Mir ist klar... es gibt Hausschwamm, Holzfäule und Insektenbefall, Fehler, die Substanz schädigen können....

Aber ich denke, als die Menschen (Bauern und nicht nur Handwerker )dieses Haus bauten, fällten sie Eichen, gruben ein Loch für den Keller und alles was sie dort rausholten (Lehm und auch Steine), wurde beiseite gelegt um es später zu verwenden. Grundmauern wurden aufgesetzt, waren die fertig, kam der Zimmermann, setzte das Ständerwerk mit Decken und Dachbalken. Meistens war der in der ländlichen Region auch Dachdecker und Spengler.
Wenn das Dach drauf war, stackten die Menschen ihre Gefache selbst, stampften den Lehm aus der Baugrube mit Stroh und stopften alles damit aus. Dielen wurden verlegt und fertig.
Man zog ein.
Traten Schäden auf, wurden sie selbst behoben, war ein Balken durch, kamen meist zwei gute daneben.
Aus diesem einfachen Leben in und mit seinem Haus wird heute eine Wissenschaft des Sachverstandes(und der Sachverständigen gemacht, die es sich bezahlen lassen müssen)
Mir stellt sich die Frage eher, ob ich mit heutigen Systembaustoffen wie Holzfaser oder Fermacellplatten für Deckenschalung wertvolle Bauzeit sinnvoll und richtig einsparen kann und anstatt Bimsschüttung mit Kalkzuschlag moderne Sackware nehmen sollte.



Moin Jochen,



genau diesen Sachverstand fragst du ja gerade an, oder?

Deine Frage ist ansonsten etwas allgemein und theoretisch.

Klar kannst du Fermacell und HW-Platten einbauen, die namhaften Hersteller haben sehr gute Internetauftritte mit einer Fülle von Anwendungsbeispielen.

Ob das dann in deinem Fall brauchbar ist, kannst du ja nochmal konkret und möglichst mit Skizze/Foto nachfragen.

Gruss, Boris



Auf eine klar formulierte Frage...



...könnten auch klar formulierte Antworten eintrudeln. Bauen erfolgt mit Fakten und Materialien, nicht mit Philosophien.

So wie's war, wird's wohl nicht 1:1 wiederhergestellt werden können, da die Nutzung denn ja auch nicht erfolgen soll, wie vor Jahrhunderten.

Sucht Euch einen sanierungserfahrenen Planer, und wählt den nicht nach plärrigen Webpräsenzen, sondern nach Referenzobjekten aus, die funktionieren und deren Bewohner nach Jahren zufrieden damit sind.
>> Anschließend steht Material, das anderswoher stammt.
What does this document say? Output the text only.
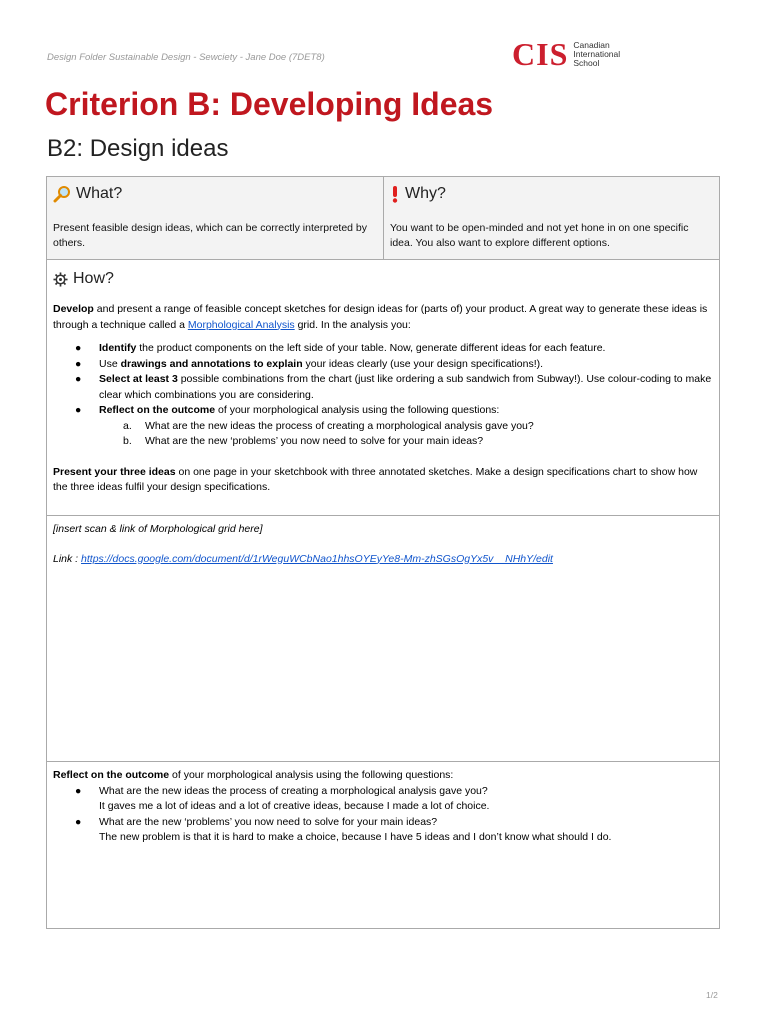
Design Folder Sustainable Design - Sewciety - Jane Doe (7DET8)	CIS Canadian
International
School
Criterion B: Developing Ideas
B2: Design ideas
What?
Present feasible design ideas, which can be correctly interpreted by others.
Why?
You want to be open-minded and not yet hone in on one specific idea. You also want to explore different options.
How?

Develop and present a range of feasible concept sketches for design ideas for (parts of) your product. A great way to generate these ideas is through a technique called a Morphological Analysis grid. In the analysis you:

● Identify the product components on the left side of your table. Now, generate different ideas for each feature.
● Use drawings and annotations to explain your ideas clearly (use your design specifications!).
● Select at least 3 possible combinations from the chart (just like ordering a sub sandwich from Subway!). Use colour-coding to make clear which combinations you are considering.
● Reflect on the outcome of your morphological analysis using the following questions:
a. What are the new ideas the process of creating a morphological analysis gave you?
b. What are the new ‘problems’ you now need to solve for your main ideas?

Present your three ideas on one page in your sketchbook with three annotated sketches. Make a design specifications chart to show how the three ideas fulfil your design specifications.

[insert scan & link of Morphological grid here]

Link : https://docs.google.com/document/d/1rWeguWCbNao1hhsOYEyYe8-Mm-zhSGsOgYx5v__NHhY/edit

Reflect on the outcome of your morphological analysis using the following questions:

● What are the new ideas the process of creating a morphological analysis gave you?
It gaves me a lot of ideas and a lot of creative ideas, because I made a lot of choice.
● What are the new ‘problems’ you now need to solve for your main ideas?
The new problem is that it is hard to make a choice, because I have 5 ideas and I don’t know what should I do.
1/2
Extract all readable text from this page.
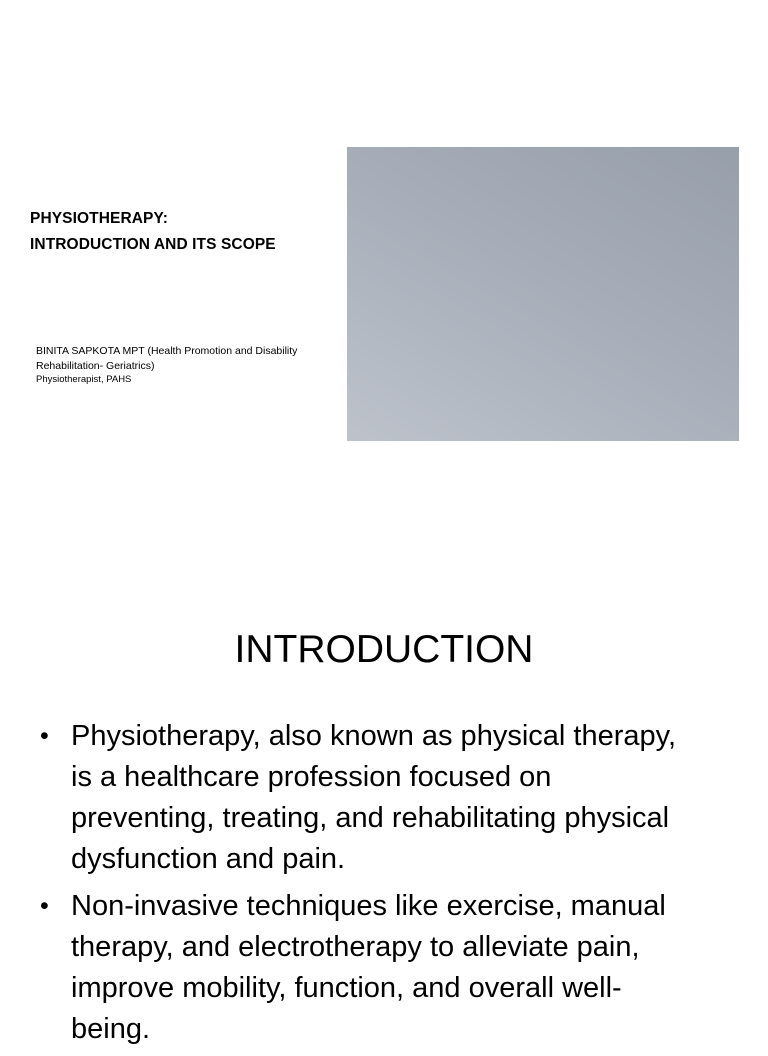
PHYSIOTHERAPY:
INTRODUCTION AND ITS SCOPE
BINITA SAPKOTA MPT (Health Promotion and Disability
Rehabilitation- Geriatrics)
Physiotherapist, PAHS
INTRODUCTION
• Physiotherapy, also known as physical therapy,
is a healthcare profession focused on
preventing, treating, and rehabilitating physical
dysfunction and pain.
• Non-invasive techniques like exercise, manual
therapy, and electrotherapy to alleviate pain,
improve mobility, function, and overall well-
being.
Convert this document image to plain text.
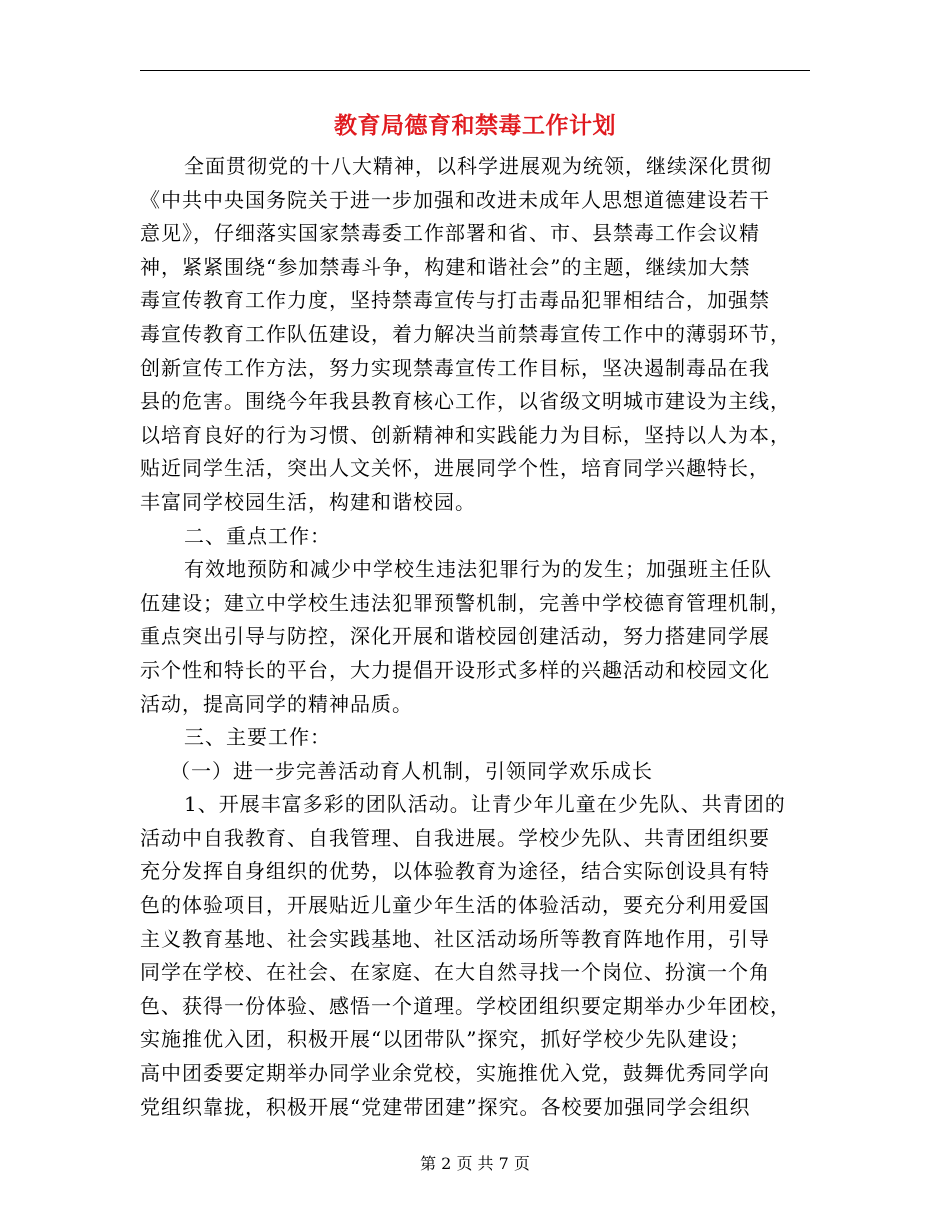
教育局德育和禁毒工作计划
全面贯彻党的十八大精神，以科学进展观为统领，继续深化贯彻
《中共中央国务院关于进一步加强和改进未成年人思想道德建设若干
意见》，仔细落实国家禁毒委工作部署和省、市、县禁毒工作会议精
神，紧紧围绕“参加禁毒斗争，构建和谐社会”的主题，继续加大禁
毒宣传教育工作力度，坚持禁毒宣传与打击毒品犯罪相结合，加强禁
毒宣传教育工作队伍建设，着力解决当前禁毒宣传工作中的薄弱环节，
创新宣传工作方法，努力实现禁毒宣传工作目标，坚决遏制毒品在我
县的危害。围绕今年我县教育核心工作，以省级文明城市建设为主线，
以培育良好的行为习惯、创新精神和实践能力为目标，坚持以人为本，
贴近同学生活，突出人文关怀，进展同学个性，培育同学兴趣特长，
丰富同学校园生活，构建和谐校园。
二、重点工作：
有效地预防和减少中学校生违法犯罪行为的发生；加强班主任队
伍建设；建立中学校生违法犯罪预警机制，完善中学校德育管理机制，
重点突出引导与防控，深化开展和谐校园创建活动，努力搭建同学展
示个性和特长的平台，大力提倡开设形式多样的兴趣活动和校园文化
活动，提高同学的精神品质。
三、主要工作：
（一）进一步完善活动育人机制，引领同学欢乐成长
1、开展丰富多彩的团队活动。让青少年儿童在少先队、共青团的
活动中自我教育、自我管理、自我进展。学校少先队、共青团组织要
充分发挥自身组织的优势，以体验教育为途径，结合实际创设具有特
色的体验项目，开展贴近儿童少年生活的体验活动，要充分利用爱国
主义教育基地、社会实践基地、社区活动场所等教育阵地作用，引导
同学在学校、在社会、在家庭、在大自然寻找一个岗位、扮演一个角
色、获得一份体验、感悟一个道理。学校团组织要定期举办少年团校，
实施推优入团，积极开展“以团带队”探究，抓好学校少先队建设；
高中团委要定期举办同学业余党校，实施推优入党，鼓舞优秀同学向
党组织靠拢，积极开展“党建带团建”探究。各校要加强同学会组织
第 2 页 共 7 页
So ganz ohne die "Wissenschaft des Sachverstandes" wird's nicht gehen - es sei denn, sie schmeißen Ihren Job hin, und versuchen sich selbst über Jahre, mit vielen Rückschlägen, ein Gefühl für die verschiedenen Baumaterialien und deren Zusammenwirken zu erarbeiten. Das nämlich, was auch vor Jahrhunderten nicht auf dem Felde wuchs, sondern von Generation zu Generation weitergegeben und ausgebaut wurde. Wann Sie mit dem Bau fertig sein werden, steht aber in den Sternen.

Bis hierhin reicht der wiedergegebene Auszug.